RALPH NADER: I said, if he’s going to succeed with this peace process, he’s got to do more than go to the area four times in three months. He’s got to focus on Congress. Congress is where it’s going to start, unless he turns Congress around. How does he do it? He takes the very prominent Israeli peace advocates, which include former Shin Bet directors, former Mossad directors, former generals, former mayors, former ministers of justice, who are on the outs with Netanyahu—they’re out of power, but they have experience, and they have a constituency—and get them to Capitol Hill. In over 60 years, there’s never been a hearing of prominent Israeli peace advocates. And if he does that, AIPAC would never be able to stop it. Imagine AIPAC saying, “We don’t want former Israeli generals, Israeli mayors and Israeli security experts testifying on Capitol Hill.” So, he has got to go back to his old haunts.
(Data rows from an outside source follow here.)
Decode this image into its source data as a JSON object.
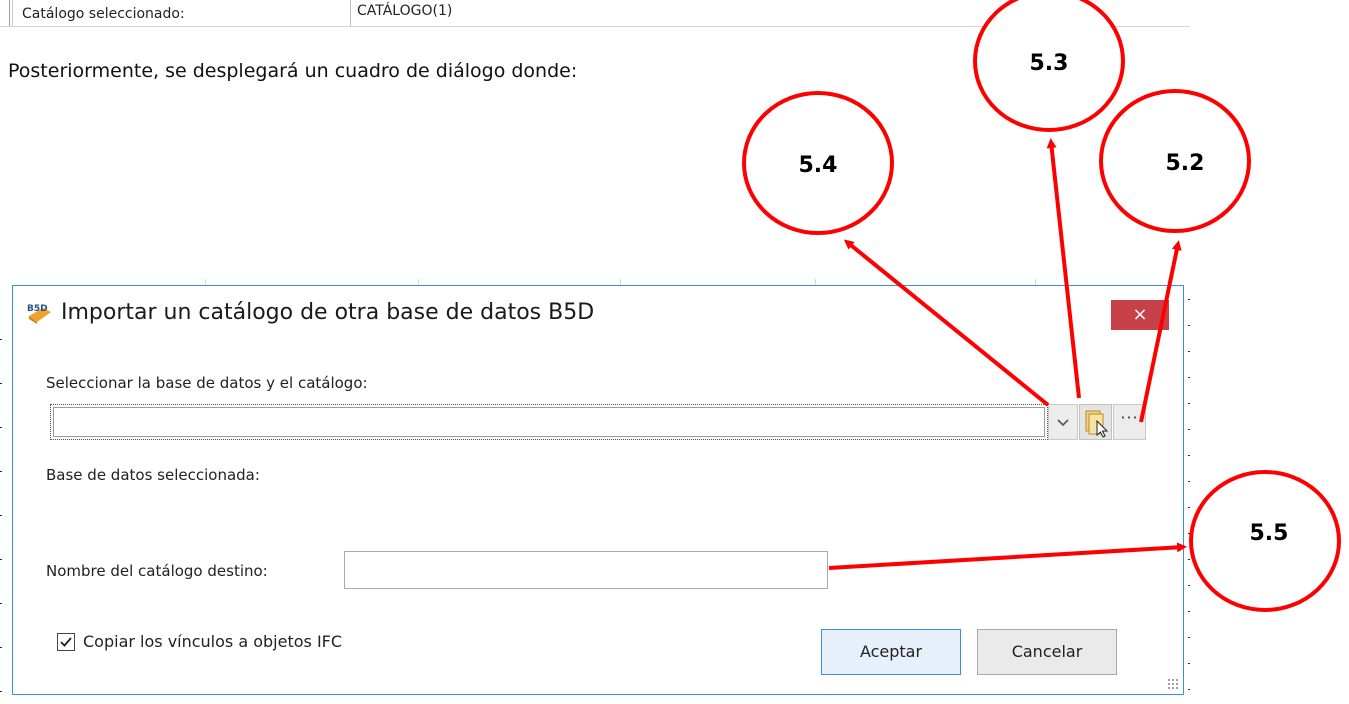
{
  "top_row": {
    "label": "Catálogo seleccionado:",
    "value": "CATÁLOGO(1)"
  },
  "intro": "Posteriormente, se desplegará un cuadro de diálogo donde:",
  "dialog": {
    "logo_text": "B5D",
    "title": "Importar un catálogo de otra base de datos B5D",
    "close_label": "×",
    "select_label": "Seleccionar la base de datos y el catálogo:",
    "select_value": "",
    "browse_label": "···",
    "selected_db_label": "Base de datos seleccionada:",
    "target_name_label": "Nombre del catálogo destino:",
    "target_name_value": "",
    "copy_links_label": "Copiar los vínculos a objetos IFC",
    "copy_links_checked": true,
    "accept_label": "Aceptar",
    "cancel_label": "Cancelar"
  },
  "callouts": {
    "c53": "5.3",
    "c54": "5.4",
    "c52": "5.2",
    "c55": "5.5"
  },
  "colors": {
    "annotation": "#ff0000",
    "dialog_border": "#3c8fd9",
    "close_button": "#c74149"
  }
}
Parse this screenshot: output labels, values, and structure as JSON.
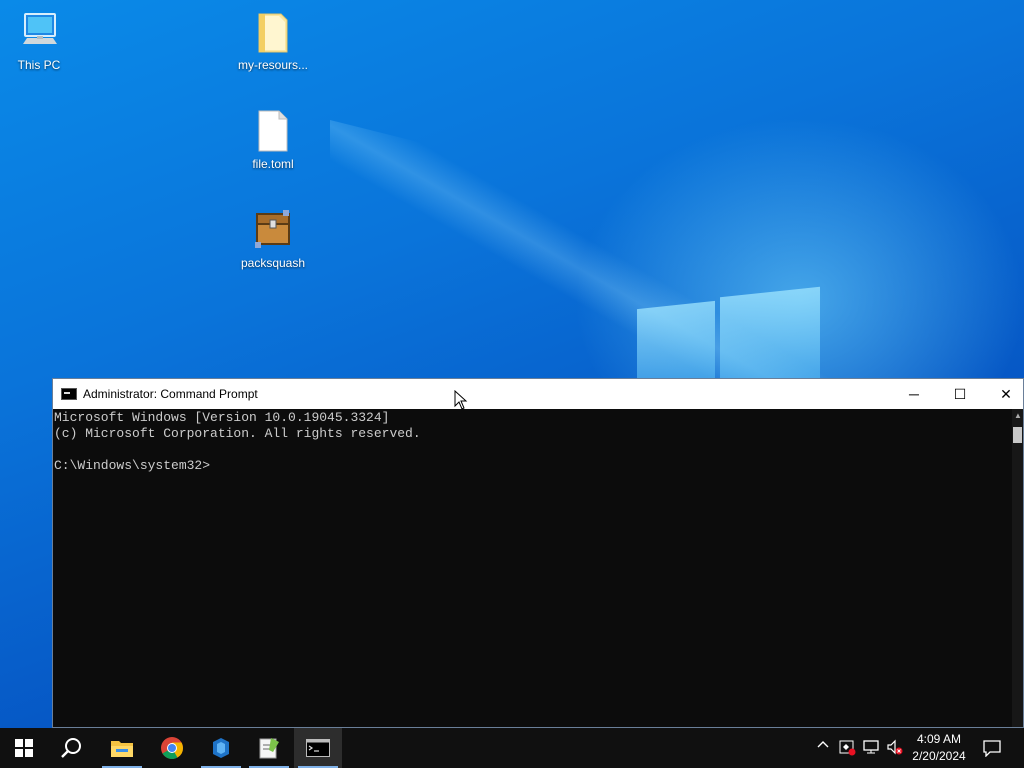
{
  "desktop": {
    "icons": [
      {
        "label": "This PC"
      },
      {
        "label": "my-resours..."
      },
      {
        "label": "file.toml"
      },
      {
        "label": "packsquash"
      }
    ]
  },
  "cmd_window": {
    "title": "Administrator: Command Prompt",
    "controls": {
      "minimize": "─",
      "maximize": "☐",
      "close": "✕"
    },
    "console_lines": [
      "Microsoft Windows [Version 10.0.19045.3324]",
      "(c) Microsoft Corporation. All rights reserved.",
      "",
      "C:\\Windows\\system32>"
    ]
  },
  "taskbar": {
    "pinned": [
      "start-icon",
      "search-icon",
      "file-explorer-icon",
      "chrome-icon",
      "app-icon",
      "notepad-plus-icon",
      "command-prompt-icon"
    ],
    "clock": {
      "time": "4:09 AM",
      "date": "2/20/2024"
    }
  },
  "colors": {
    "console_bg": "#0c0c0c",
    "console_text": "#cccccc",
    "taskbar": "#101010"
  }
}
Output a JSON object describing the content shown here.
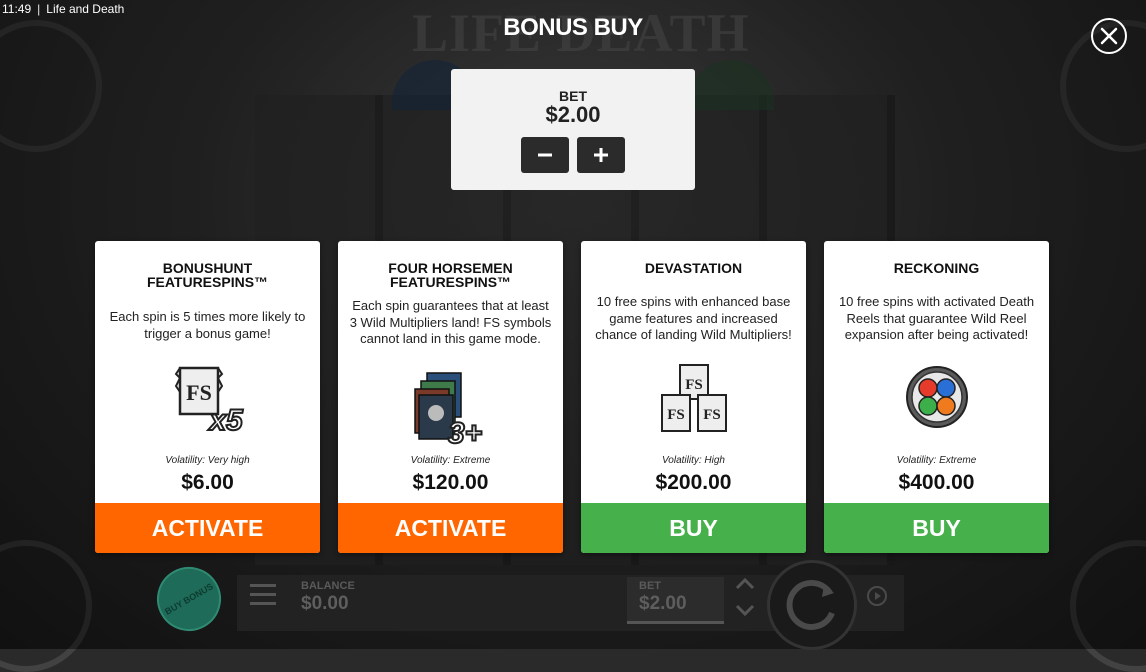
{
  "status_bar": {
    "time": "11:49",
    "app_title": "Life and Death"
  },
  "background": {
    "logo_text": "LIFE DEATH"
  },
  "header": {
    "title": "BONUS BUY",
    "close_icon": "close-icon"
  },
  "bet_panel": {
    "label": "BET",
    "value": "$2.00",
    "decrease_icon": "minus-icon",
    "increase_icon": "plus-icon"
  },
  "cards": [
    {
      "title": "BONUSHUNT\nFEATURESPINS™",
      "description": "Each spin is 5 times more likely to trigger a bonus game!",
      "image": "fs-x5-icon",
      "volatility": "Volatility: Very high",
      "price": "$6.00",
      "button": "ACTIVATE",
      "button_color": "#ff6600"
    },
    {
      "title": "FOUR HORSEMEN\nFEATURESPINS™",
      "description": "Each spin guarantees that at least 3 Wild Multipliers land! FS symbols cannot land in this game mode.",
      "image": "horsemen-3plus-icon",
      "volatility": "Volatility: Extreme",
      "price": "$120.00",
      "button": "ACTIVATE",
      "button_color": "#ff6600"
    },
    {
      "title": "DEVASTATION",
      "description": "10 free spins with enhanced base game features and increased chance of landing Wild Multipliers!",
      "image": "fs-triple-icon",
      "volatility": "Volatility: High",
      "price": "$200.00",
      "button": "BUY",
      "button_color": "#46b04a"
    },
    {
      "title": "RECKONING",
      "description": "10 free spins with activated Death Reels that guarantee Wild Reel expansion after being activated!",
      "image": "stained-glass-rose-icon",
      "volatility": "Volatility: Extreme",
      "price": "$400.00",
      "button": "BUY",
      "button_color": "#46b04a"
    }
  ],
  "bottom_bar": {
    "buy_bonus": "BUY BONUS",
    "balance_label": "BALANCE",
    "balance_value": "$0.00",
    "bet_label": "BET",
    "bet_value": "$2.00"
  }
}
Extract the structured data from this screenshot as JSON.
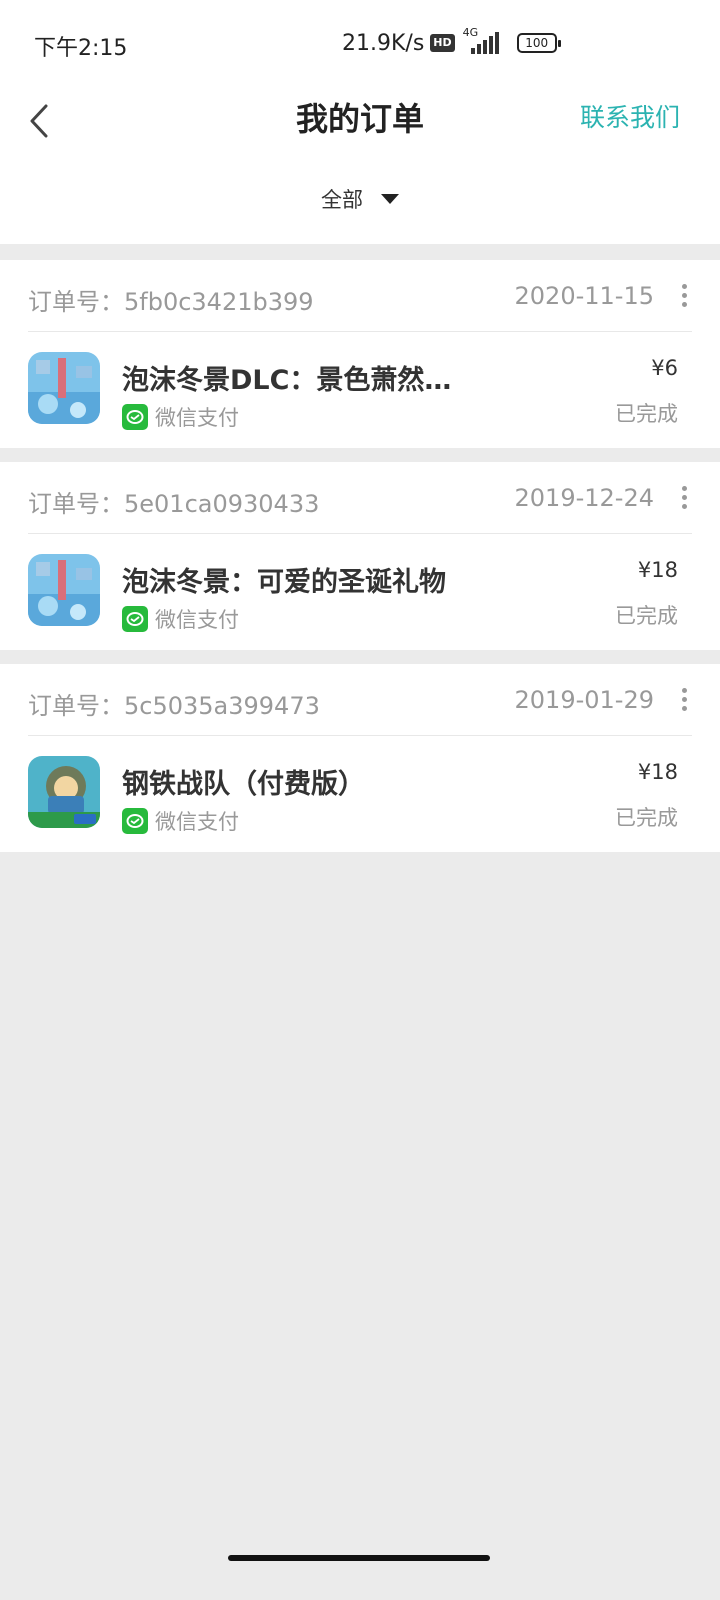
{
  "status_bar": {
    "time": "下午2:15",
    "net_speed": "21.9K/s",
    "hd_badge": "HD",
    "network": "4G",
    "battery": "100"
  },
  "header": {
    "title": "我的订单",
    "contact_label": "联系我们",
    "back_icon": "chevron-left-icon"
  },
  "filter": {
    "selected": "全部"
  },
  "orders": [
    {
      "order_id": "订单号：5fb0c3421b399",
      "date": "2020-11-15",
      "name": "泡沫冬景DLC：景色萧然…",
      "payment": "微信支付",
      "price": "¥6",
      "status": "已完成",
      "icon": "foam-winter-app-icon"
    },
    {
      "order_id": "订单号：5e01ca0930433",
      "date": "2019-12-24",
      "name": "泡沫冬景：可爱的圣诞礼物",
      "payment": "微信支付",
      "price": "¥18",
      "status": "已完成",
      "icon": "foam-winter-app-icon"
    },
    {
      "order_id": "订单号：5c5035a399473",
      "date": "2019-01-29",
      "name": "钢铁战队（付费版）",
      "payment": "微信支付",
      "price": "¥18",
      "status": "已完成",
      "icon": "iron-team-app-icon"
    }
  ],
  "colors": {
    "accent": "#2bb3b1",
    "wechat": "#27ba3c",
    "background": "#ebebeb"
  }
}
And I wrote a column on this. By the way, anybody can get a copy of the column every week electronically. Just go to nader.org and sign up. But, you see, the pro-peace people don’t have that strategy. It all starts with Congress. When Netanyahu goes to the White House, he’s got Congress in his hip pocket. What is the president of the United States going to do? So—and Kerry knows Congress. So, if he’s serious, he will develop that kind of strategy. You know that movie that you highlighted, The Gatekeepers, the documentary? Well, that was six former Shin Bet retired chiefs.
AMY GOODMAN: The only surviving former Shin Bet leaders.
RALPH NADER: Can you imagine, six of them talking about actions that could have led to peace that were overwritten by politicians? I mean, you’ve got an asset like that, and you bring them to the Senate and the House, what’s AIPAC going to do?